The evidence is overwhelming that CFS patients are unable to digest proteins. It is an amazing and remarkable thing that we are able to correct this through diet.

In fact, the evidence you have presented is very underwhelming.
 

Annesse

Senior Member
Messages
164
Hi Adreno, Well, we obviously disagree and that is OK. I can think of a few very strong arguments that weren't readily accepted by everyone in the beginning. The earth versus the sun being the center of the universe for one. The information is available for each person to decide for themselves what their choice will be.When I was sick, I would have given anything to have had someone share this information with me.
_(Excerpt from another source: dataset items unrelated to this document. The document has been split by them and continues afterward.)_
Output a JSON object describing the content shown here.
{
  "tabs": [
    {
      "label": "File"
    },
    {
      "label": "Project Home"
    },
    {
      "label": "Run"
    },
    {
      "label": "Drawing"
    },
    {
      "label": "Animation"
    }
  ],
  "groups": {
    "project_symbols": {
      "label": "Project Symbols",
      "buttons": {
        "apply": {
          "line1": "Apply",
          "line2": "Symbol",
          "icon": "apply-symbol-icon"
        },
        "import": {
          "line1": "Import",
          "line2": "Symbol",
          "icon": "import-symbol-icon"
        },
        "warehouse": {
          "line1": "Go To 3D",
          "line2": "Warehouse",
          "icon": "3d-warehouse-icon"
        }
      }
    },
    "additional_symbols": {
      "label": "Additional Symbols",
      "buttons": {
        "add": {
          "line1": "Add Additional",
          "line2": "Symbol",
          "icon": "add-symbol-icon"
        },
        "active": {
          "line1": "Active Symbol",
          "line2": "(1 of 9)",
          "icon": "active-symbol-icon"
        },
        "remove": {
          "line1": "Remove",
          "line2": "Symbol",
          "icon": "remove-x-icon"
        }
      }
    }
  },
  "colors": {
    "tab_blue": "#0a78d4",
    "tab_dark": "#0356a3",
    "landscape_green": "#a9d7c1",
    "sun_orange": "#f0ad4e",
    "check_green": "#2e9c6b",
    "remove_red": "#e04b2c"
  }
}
You say you fail to see the revelance between a celiac patient and CFS. I believe both celiac disease and CFS are caused by a lack of protease. There is no disagreement that celiac patients are unable to digest gluten, which is a protein. The researchers used fungal protease to make the protein digestible for the celiac patients. Celiac patients also lack B12. This is significant because this shows they are also not digesting other proteins in addition to gluten. Here are the diseases and disorders associated with celiac disease.

http://www.celiac.com/categories/Celiac-Disease-Research:-Associated-Diseases-and-Disorders/

CFS is on this list. These are also the same diseases and disorders associated with CFS. Ask yourself, how would celiac disease cause CFS? Remember, we KNOW what causes celiac disease. So, the answer is it doesn't. Why then is CFS linked to celiac disease? And why are all of the other conditions and diseases we have been able to link directly to the inability to digest proteins on the list also?